Было ли их бродяжничество бесшабашностью юности или оно коренилось в исполненном принципов невыразимом инакомыслии — сказать трудно. Их подняла культурная волна, конечно же, нельзя целиком списывать все это на войну во Вьетнаме, и любой из них, если и проявил в чем инициативу, так только в том, что дал этой волне себя подхватить. И все же в этом особняке, теперь жутко затихшем, я вновь ощутил, как требует своего мой возраст. Присутствие всего этого народа вокруг давало мне понять, что наше отшельничество кому-то нужно. Когда же народец упорхнул и снова остались только мы с братом, я здорово пал духом.
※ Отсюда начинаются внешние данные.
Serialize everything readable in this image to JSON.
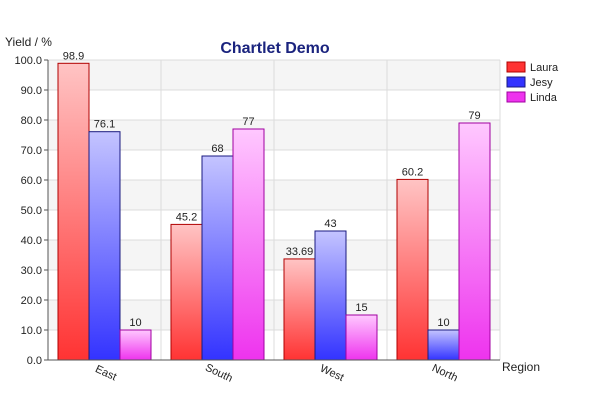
{
  "chart_data": {
    "type": "bar",
    "title": "Chartlet Demo",
    "ylabel": "Yield / %",
    "xlabel": "Region",
    "categories": [
      "East",
      "South",
      "West",
      "North"
    ],
    "series": [
      {
        "name": "Laura",
        "values": [
          98.9,
          45.2,
          33.69,
          60.2
        ],
        "labels": [
          "98.9",
          "45.2",
          "33.69",
          "60.2"
        ],
        "color_top": "#ffc4c4",
        "color_bottom": "#ff3333",
        "border": "#b00000"
      },
      {
        "name": "Jesy",
        "values": [
          76.1,
          68,
          43,
          10
        ],
        "labels": [
          "76.1",
          "68",
          "43",
          "10"
        ],
        "color_top": "#c4c4ff",
        "color_bottom": "#3333ff",
        "border": "#1a1a80"
      },
      {
        "name": "Linda",
        "values": [
          10,
          77,
          15,
          79
        ],
        "labels": [
          "10",
          "77",
          "15",
          "79"
        ],
        "color_top": "#ffc8ff",
        "color_bottom": "#ee33ee",
        "border": "#a000a0"
      }
    ],
    "ylim": [
      0,
      100
    ],
    "yticks": [
      "0.0",
      "10.0",
      "20.0",
      "30.0",
      "40.0",
      "50.0",
      "60.0",
      "70.0",
      "80.0",
      "90.0",
      "100.0"
    ],
    "grid": true,
    "legend_position": "top-right"
  }
}
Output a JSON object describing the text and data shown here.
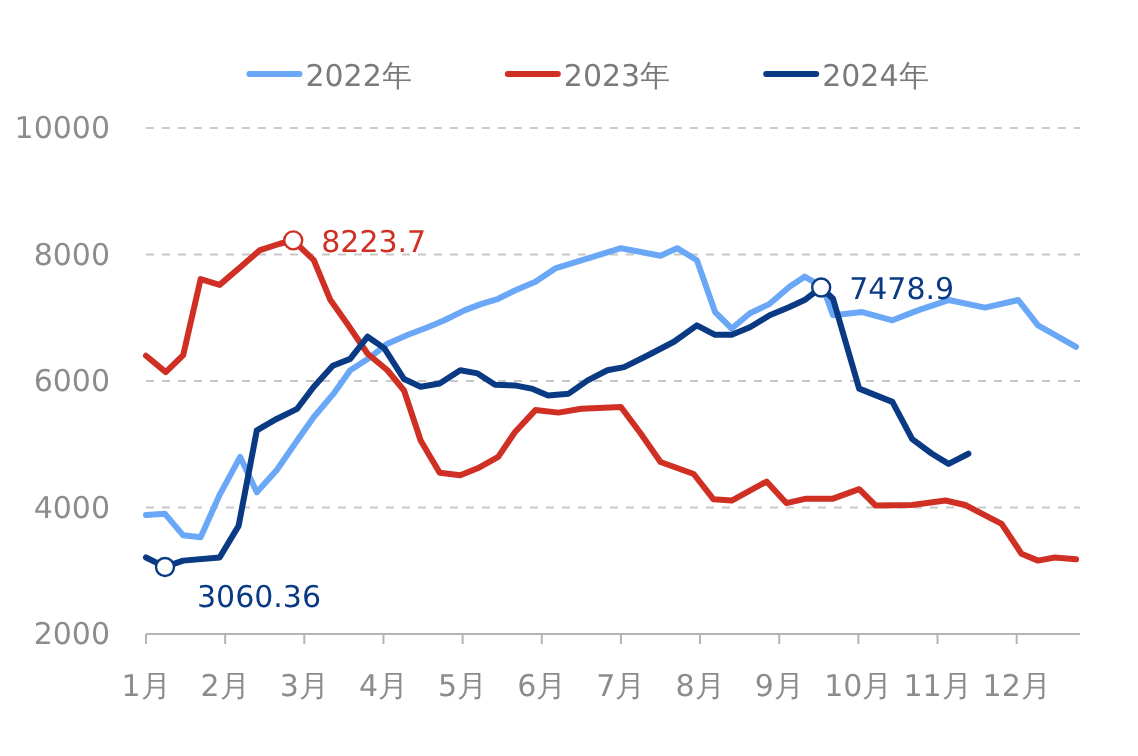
{
  "chart_data": {
    "type": "line",
    "legend": "top",
    "grid": "y",
    "line_style": "solid",
    "marker": "none",
    "xlim": [
      1,
      12.8
    ],
    "ylim": [
      2000,
      10000
    ],
    "xticks": [
      {
        "value": 1,
        "label": "1月"
      },
      {
        "value": 2,
        "label": "2月"
      },
      {
        "value": 3,
        "label": "3月"
      },
      {
        "value": 4,
        "label": "4月"
      },
      {
        "value": 5,
        "label": "5月"
      },
      {
        "value": 6,
        "label": "6月"
      },
      {
        "value": 7,
        "label": "7月"
      },
      {
        "value": 8,
        "label": "8月"
      },
      {
        "value": 9,
        "label": "9月"
      },
      {
        "value": 10,
        "label": "10月"
      },
      {
        "value": 11,
        "label": "11月"
      },
      {
        "value": 12,
        "label": "12月"
      }
    ],
    "yticks": [
      2000,
      4000,
      6000,
      8000,
      10000
    ],
    "series": [
      {
        "name": "2022年",
        "color": "#6aa8f7",
        "x": [
          1.0,
          1.24,
          1.47,
          1.69,
          1.93,
          2.19,
          2.4,
          2.65,
          2.91,
          3.12,
          3.37,
          3.58,
          3.84,
          4.05,
          4.31,
          4.56,
          4.77,
          5.03,
          5.24,
          5.45,
          5.66,
          5.92,
          6.17,
          6.51,
          7.0,
          7.5,
          7.71,
          7.96,
          8.19,
          8.4,
          8.63,
          8.88,
          9.13,
          9.32,
          9.55,
          9.68,
          10.05,
          10.43,
          10.76,
          11.14,
          11.6,
          12.02,
          12.27,
          12.75
        ],
        "values": [
          3880,
          3900,
          3560,
          3530,
          4200,
          4800,
          4240,
          4590,
          5060,
          5430,
          5800,
          6170,
          6380,
          6590,
          6730,
          6850,
          6960,
          7120,
          7220,
          7300,
          7430,
          7570,
          7780,
          7910,
          8100,
          7980,
          8100,
          7910,
          7090,
          6830,
          7070,
          7220,
          7490,
          7650,
          7490,
          7040,
          7090,
          6960,
          7120,
          7280,
          7160,
          7280,
          6880,
          6540
        ]
      },
      {
        "name": "2023年",
        "color": "#d03024",
        "x": [
          1.0,
          1.25,
          1.47,
          1.69,
          1.93,
          2.19,
          2.44,
          2.69,
          2.86,
          3.12,
          3.33,
          3.54,
          3.8,
          4.05,
          4.26,
          4.47,
          4.71,
          4.97,
          5.19,
          5.45,
          5.66,
          5.92,
          6.21,
          6.5,
          7.0,
          7.25,
          7.5,
          7.92,
          8.17,
          8.4,
          8.84,
          9.09,
          9.34,
          9.68,
          10.01,
          10.22,
          10.68,
          11.1,
          11.35,
          11.81,
          12.06,
          12.27,
          12.48,
          12.75
        ],
        "values": [
          6400,
          6140,
          6410,
          7610,
          7520,
          7800,
          8070,
          8170,
          8223.7,
          7910,
          7280,
          6910,
          6430,
          6170,
          5850,
          5060,
          4550,
          4510,
          4620,
          4800,
          5190,
          5540,
          5500,
          5560,
          5590,
          5170,
          4720,
          4530,
          4130,
          4110,
          4410,
          4070,
          4140,
          4140,
          4290,
          4030,
          4040,
          4110,
          4040,
          3740,
          3270,
          3160,
          3210,
          3180
        ]
      },
      {
        "name": "2024年",
        "color": "#0a3a84",
        "x": [
          1.0,
          1.24,
          1.47,
          1.93,
          2.17,
          2.4,
          2.65,
          2.91,
          3.12,
          3.36,
          3.58,
          3.8,
          4.01,
          4.26,
          4.47,
          4.71,
          4.97,
          5.19,
          5.41,
          5.66,
          5.87,
          6.08,
          6.34,
          6.58,
          6.83,
          7.04,
          7.33,
          7.67,
          7.96,
          8.19,
          8.4,
          8.63,
          8.88,
          9.13,
          9.32,
          9.53,
          9.68,
          10.01,
          10.43,
          10.68,
          10.93,
          11.14,
          11.39
        ],
        "values": [
          3210,
          3060.36,
          3160,
          3210,
          3710,
          5220,
          5400,
          5560,
          5910,
          6240,
          6350,
          6700,
          6520,
          6030,
          5910,
          5960,
          6170,
          6120,
          5940,
          5930,
          5880,
          5770,
          5800,
          6010,
          6170,
          6220,
          6400,
          6620,
          6880,
          6730,
          6730,
          6850,
          7040,
          7170,
          7280,
          7478.9,
          7300,
          5880,
          5670,
          5080,
          4850,
          4690,
          4850
        ]
      }
    ],
    "annotations": [
      {
        "text": "8223.7",
        "x": 2.86,
        "y": 8223.7
      },
      {
        "text": "3060.36",
        "x": 1.24,
        "y": 3060.36
      },
      {
        "text": "7478.9",
        "x": 9.53,
        "y": 7478.9
      }
    ]
  }
}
Мы снова остались один на один с нашими тревогами, с внешним миром, пустившимся соперничать с нами, словно бы он отозвал своих послов.
Беды наши начались с керосиновой плитки, принесенной некогда Лэнгли. Однажды утром, когда он готовил омлет, она загорелась. Я сидел за кухонным столом и расслышал похожий на дуновение легкий хлопок взрыва. Разумеется, за годы мы запаслись несколькими огнетушителями разных типов и марок, но от тех, что оказались тогда на кухне, проку оказалось мало, полагаю, их содержимое со временем выдохлось. Брат давал мне отчет о текущем состоянии дел голосом, в котором звучала сдерживаемая тревога. Лэнгли: «Пены из огнетушителя как раз хватило, чтобы на время сбить огонь с плитки, но она продолжает чадить». Это-то я улавливал. Брат обернул керосинку посудным полотенцем и выбросил через кухонную дверь на задний двор.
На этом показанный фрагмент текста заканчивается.